Je ne sus comment prendre la nouvelle. J'avais échappé de peu à un destin de sujet de laboratoire à Lothariel, et j'avais l'impression de l'embrasser à présent à deux mains. Je gardai toutefois mes doutes pour moi. Lorette ne cherchait qu'à m'aider, je ne souhaitais pas heurter ses sentiments en critiquant sa décision.
Alors que je réfléchissais à ses paroles, nous passâmes subitement... Quelque chose. Je n'eus pas le temps de comprendre ce qui venait de se passer. Un instant, nous étions dans une forêt tropicale, la suivante dans une grande plaine verte.

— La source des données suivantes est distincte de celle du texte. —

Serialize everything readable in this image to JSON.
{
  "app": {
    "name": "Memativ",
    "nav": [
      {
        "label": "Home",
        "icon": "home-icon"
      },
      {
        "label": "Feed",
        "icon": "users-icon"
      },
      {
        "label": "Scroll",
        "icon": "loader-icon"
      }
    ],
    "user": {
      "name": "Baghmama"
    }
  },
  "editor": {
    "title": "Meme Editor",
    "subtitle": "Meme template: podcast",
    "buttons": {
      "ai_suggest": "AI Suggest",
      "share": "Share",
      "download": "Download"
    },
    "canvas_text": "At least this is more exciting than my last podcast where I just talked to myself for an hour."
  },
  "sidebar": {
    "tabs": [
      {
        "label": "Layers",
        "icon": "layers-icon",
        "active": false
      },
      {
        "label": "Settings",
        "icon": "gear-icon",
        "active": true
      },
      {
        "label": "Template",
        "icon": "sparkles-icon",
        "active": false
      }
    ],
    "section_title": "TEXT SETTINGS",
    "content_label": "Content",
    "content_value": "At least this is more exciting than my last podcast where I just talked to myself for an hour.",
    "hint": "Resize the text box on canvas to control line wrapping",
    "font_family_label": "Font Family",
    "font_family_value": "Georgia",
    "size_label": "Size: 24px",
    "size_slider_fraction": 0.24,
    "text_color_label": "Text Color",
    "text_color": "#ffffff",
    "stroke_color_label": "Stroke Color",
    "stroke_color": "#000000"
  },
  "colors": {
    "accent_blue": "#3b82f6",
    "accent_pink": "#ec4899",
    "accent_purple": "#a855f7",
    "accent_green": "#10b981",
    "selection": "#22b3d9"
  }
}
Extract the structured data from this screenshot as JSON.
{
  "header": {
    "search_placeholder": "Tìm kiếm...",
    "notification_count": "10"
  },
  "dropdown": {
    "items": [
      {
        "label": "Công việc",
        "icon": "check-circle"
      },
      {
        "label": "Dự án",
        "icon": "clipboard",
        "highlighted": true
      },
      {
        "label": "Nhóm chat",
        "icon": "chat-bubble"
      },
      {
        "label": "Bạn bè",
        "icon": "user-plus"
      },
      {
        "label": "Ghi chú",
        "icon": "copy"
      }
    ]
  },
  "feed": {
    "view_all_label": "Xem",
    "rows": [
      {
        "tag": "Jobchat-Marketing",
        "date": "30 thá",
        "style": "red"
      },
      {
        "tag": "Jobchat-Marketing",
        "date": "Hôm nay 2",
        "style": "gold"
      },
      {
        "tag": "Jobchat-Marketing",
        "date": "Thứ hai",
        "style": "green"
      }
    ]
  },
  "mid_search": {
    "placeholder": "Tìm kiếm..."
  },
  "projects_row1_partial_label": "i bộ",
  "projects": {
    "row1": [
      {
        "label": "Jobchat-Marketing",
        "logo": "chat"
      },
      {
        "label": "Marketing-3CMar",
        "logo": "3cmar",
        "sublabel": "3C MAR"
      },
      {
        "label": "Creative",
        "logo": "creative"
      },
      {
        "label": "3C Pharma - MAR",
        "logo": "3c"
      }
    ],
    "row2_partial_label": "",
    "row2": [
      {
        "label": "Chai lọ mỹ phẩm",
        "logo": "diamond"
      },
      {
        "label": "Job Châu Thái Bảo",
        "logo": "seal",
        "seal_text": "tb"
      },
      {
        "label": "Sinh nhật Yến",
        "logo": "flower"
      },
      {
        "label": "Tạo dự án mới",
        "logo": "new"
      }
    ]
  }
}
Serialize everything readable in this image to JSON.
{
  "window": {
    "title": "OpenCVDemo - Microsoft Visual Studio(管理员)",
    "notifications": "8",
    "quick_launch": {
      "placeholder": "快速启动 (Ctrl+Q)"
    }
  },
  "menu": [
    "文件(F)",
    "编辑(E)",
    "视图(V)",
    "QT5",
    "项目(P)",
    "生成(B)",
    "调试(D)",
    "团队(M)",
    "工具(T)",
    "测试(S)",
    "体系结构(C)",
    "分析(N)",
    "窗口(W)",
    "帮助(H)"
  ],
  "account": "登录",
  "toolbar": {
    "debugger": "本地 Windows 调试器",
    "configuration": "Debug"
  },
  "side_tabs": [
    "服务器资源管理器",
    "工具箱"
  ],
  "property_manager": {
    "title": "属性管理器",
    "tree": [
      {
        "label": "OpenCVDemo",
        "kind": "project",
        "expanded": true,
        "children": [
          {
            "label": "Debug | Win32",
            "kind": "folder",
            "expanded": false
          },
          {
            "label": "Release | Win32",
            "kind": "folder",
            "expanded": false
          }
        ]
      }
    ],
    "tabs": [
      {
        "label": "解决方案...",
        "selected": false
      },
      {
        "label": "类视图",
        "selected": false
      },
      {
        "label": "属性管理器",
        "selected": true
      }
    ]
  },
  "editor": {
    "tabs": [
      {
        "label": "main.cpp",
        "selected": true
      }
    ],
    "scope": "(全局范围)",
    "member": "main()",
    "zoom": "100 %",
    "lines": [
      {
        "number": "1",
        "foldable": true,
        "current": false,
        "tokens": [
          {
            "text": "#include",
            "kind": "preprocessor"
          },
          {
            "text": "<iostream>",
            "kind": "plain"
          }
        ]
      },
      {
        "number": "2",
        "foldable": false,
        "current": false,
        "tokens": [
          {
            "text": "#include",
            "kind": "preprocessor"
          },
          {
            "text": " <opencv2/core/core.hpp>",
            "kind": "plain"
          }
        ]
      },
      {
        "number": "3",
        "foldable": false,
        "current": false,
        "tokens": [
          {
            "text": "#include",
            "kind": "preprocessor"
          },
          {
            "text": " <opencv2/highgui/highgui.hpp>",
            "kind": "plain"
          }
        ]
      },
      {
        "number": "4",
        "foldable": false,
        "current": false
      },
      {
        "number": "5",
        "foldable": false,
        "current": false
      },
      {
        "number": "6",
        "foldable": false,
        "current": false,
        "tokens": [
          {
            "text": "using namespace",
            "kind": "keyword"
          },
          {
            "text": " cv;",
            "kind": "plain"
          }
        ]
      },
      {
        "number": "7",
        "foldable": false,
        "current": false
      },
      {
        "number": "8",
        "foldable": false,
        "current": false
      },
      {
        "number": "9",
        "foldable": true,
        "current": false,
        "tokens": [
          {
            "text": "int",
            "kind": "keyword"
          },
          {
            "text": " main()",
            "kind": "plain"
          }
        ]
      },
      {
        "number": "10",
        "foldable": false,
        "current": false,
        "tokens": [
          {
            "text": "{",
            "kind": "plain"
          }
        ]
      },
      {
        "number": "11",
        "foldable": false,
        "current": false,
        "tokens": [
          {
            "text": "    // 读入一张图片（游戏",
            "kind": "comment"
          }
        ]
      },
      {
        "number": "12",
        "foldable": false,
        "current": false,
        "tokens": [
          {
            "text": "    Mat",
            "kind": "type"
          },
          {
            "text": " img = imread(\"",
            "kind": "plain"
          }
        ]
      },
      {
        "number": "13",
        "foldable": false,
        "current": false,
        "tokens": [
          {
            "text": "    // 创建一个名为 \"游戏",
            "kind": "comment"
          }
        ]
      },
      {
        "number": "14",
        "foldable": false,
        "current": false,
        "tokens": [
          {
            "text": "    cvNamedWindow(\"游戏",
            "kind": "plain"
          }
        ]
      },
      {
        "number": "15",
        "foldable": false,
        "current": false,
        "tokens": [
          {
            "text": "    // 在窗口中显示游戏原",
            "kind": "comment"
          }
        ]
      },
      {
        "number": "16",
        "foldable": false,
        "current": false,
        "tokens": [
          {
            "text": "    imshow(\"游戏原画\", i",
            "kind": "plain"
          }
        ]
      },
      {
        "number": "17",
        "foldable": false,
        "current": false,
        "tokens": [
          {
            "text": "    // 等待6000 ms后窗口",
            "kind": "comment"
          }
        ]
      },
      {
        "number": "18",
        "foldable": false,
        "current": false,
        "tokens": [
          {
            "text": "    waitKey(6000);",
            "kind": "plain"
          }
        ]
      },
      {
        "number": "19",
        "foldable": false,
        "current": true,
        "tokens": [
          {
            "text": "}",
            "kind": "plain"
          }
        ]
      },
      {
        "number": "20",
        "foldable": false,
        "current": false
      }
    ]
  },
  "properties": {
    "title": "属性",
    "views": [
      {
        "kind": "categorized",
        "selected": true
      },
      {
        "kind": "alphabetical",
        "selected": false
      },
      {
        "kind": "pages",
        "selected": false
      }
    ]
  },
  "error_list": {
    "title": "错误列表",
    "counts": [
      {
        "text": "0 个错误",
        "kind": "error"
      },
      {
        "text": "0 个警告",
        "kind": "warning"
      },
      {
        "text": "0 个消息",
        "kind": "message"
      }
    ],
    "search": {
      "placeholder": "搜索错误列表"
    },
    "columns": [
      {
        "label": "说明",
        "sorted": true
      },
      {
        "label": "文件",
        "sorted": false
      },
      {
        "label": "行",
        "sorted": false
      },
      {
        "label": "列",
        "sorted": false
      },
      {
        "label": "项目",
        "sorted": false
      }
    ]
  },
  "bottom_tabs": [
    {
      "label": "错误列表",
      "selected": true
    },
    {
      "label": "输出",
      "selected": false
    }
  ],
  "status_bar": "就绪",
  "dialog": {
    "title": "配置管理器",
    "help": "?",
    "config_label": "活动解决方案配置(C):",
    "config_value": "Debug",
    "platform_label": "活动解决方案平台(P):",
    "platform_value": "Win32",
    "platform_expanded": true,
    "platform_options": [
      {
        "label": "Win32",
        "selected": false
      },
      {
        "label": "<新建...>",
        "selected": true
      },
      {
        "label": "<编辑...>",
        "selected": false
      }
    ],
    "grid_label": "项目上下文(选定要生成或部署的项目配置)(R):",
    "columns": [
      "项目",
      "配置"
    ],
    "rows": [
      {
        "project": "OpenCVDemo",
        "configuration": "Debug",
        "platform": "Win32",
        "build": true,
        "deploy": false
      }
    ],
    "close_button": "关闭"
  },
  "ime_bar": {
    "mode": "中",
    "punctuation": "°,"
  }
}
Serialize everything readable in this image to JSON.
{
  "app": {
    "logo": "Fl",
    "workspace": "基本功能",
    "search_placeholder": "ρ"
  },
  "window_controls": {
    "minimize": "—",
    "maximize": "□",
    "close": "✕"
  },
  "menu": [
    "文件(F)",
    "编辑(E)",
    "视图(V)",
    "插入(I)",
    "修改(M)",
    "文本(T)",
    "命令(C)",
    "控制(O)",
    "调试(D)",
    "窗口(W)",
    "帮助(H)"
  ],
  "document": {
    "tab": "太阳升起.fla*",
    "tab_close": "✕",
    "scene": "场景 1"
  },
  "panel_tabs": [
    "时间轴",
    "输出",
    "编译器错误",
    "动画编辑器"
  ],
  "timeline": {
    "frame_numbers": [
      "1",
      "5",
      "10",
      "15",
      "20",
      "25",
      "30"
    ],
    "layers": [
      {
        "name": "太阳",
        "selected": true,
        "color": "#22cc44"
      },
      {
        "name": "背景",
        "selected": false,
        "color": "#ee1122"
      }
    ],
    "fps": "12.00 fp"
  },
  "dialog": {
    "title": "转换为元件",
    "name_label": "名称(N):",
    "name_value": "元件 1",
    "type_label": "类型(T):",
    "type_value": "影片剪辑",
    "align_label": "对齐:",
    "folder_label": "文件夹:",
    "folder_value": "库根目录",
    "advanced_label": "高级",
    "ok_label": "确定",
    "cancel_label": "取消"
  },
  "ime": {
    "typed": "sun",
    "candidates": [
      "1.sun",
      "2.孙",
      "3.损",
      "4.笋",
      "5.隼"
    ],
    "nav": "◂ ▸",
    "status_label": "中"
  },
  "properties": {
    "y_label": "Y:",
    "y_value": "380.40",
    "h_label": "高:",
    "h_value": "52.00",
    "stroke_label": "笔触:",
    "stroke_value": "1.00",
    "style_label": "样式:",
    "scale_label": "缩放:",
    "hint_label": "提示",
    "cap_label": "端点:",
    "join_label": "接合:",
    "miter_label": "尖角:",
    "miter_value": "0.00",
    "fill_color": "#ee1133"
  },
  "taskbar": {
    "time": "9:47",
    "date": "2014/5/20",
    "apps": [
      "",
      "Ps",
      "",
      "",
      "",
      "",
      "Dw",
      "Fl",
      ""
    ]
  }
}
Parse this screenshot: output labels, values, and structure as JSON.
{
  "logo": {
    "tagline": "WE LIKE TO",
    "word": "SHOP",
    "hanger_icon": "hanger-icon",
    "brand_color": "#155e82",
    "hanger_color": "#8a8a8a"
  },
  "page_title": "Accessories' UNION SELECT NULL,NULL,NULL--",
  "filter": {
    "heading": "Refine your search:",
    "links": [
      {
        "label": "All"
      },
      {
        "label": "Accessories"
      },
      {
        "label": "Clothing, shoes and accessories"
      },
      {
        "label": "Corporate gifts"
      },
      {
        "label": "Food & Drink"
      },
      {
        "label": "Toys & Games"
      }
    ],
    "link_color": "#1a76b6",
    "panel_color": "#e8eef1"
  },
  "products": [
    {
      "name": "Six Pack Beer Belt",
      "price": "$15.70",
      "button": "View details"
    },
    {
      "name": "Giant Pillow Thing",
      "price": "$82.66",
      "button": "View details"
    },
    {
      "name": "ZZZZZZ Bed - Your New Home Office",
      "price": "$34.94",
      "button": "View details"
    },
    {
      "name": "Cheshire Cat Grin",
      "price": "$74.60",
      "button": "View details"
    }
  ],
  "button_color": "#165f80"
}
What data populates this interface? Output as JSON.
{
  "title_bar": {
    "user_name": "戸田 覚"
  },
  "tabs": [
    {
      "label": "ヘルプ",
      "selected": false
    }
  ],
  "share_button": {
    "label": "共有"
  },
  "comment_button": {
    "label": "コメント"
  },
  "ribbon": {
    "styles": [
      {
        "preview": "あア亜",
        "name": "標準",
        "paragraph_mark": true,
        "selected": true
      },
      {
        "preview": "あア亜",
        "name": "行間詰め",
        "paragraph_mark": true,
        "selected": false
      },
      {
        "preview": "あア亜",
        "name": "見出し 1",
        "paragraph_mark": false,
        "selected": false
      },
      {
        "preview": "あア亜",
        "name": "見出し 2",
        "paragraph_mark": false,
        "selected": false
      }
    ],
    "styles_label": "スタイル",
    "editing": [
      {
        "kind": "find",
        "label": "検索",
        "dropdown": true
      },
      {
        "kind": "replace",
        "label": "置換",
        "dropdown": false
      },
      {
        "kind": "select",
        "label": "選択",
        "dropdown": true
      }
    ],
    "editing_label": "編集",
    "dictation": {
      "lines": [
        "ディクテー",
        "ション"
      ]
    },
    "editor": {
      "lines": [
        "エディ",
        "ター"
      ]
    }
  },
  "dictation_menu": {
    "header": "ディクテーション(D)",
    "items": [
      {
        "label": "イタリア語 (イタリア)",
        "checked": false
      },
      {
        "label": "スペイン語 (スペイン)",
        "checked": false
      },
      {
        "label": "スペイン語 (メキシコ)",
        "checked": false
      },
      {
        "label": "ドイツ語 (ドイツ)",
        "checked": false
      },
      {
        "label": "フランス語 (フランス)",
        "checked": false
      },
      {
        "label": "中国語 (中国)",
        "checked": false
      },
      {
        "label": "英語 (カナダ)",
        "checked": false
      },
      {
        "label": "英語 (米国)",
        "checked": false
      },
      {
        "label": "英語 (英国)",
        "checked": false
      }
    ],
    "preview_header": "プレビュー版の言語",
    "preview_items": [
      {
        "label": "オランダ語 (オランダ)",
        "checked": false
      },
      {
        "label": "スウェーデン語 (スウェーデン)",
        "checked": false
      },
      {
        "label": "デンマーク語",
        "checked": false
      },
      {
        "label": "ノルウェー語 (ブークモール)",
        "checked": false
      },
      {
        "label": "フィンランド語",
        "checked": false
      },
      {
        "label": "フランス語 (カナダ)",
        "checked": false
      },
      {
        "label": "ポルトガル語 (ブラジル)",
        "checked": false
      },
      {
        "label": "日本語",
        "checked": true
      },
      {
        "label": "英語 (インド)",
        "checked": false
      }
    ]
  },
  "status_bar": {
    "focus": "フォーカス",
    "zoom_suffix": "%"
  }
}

— Un champ d'énergie, m'expliqua Lorette en apercevant mon expression dubitative. Il masque la Tour des yeux des indésirables.
— Je vois...
Je me penchai sur le cerf pour mieux voir l'immense structure qui se détachait du paysage à courte distance. Il s'agitait d'une immense tour blanche, aux murs faits de la même matière qui composait les Endos que j'avais croisé à mon arrivée chez les elfes. Des anneaux gigantesques en métal tournaient paisiblement autour du toit du bâtiment, sans jamais le toucher. À son pied, un village de taille conséquente, hyper technologique, semblait abriter les habitations des scientifiques qui travaillaient dans la Tour de la connaissance.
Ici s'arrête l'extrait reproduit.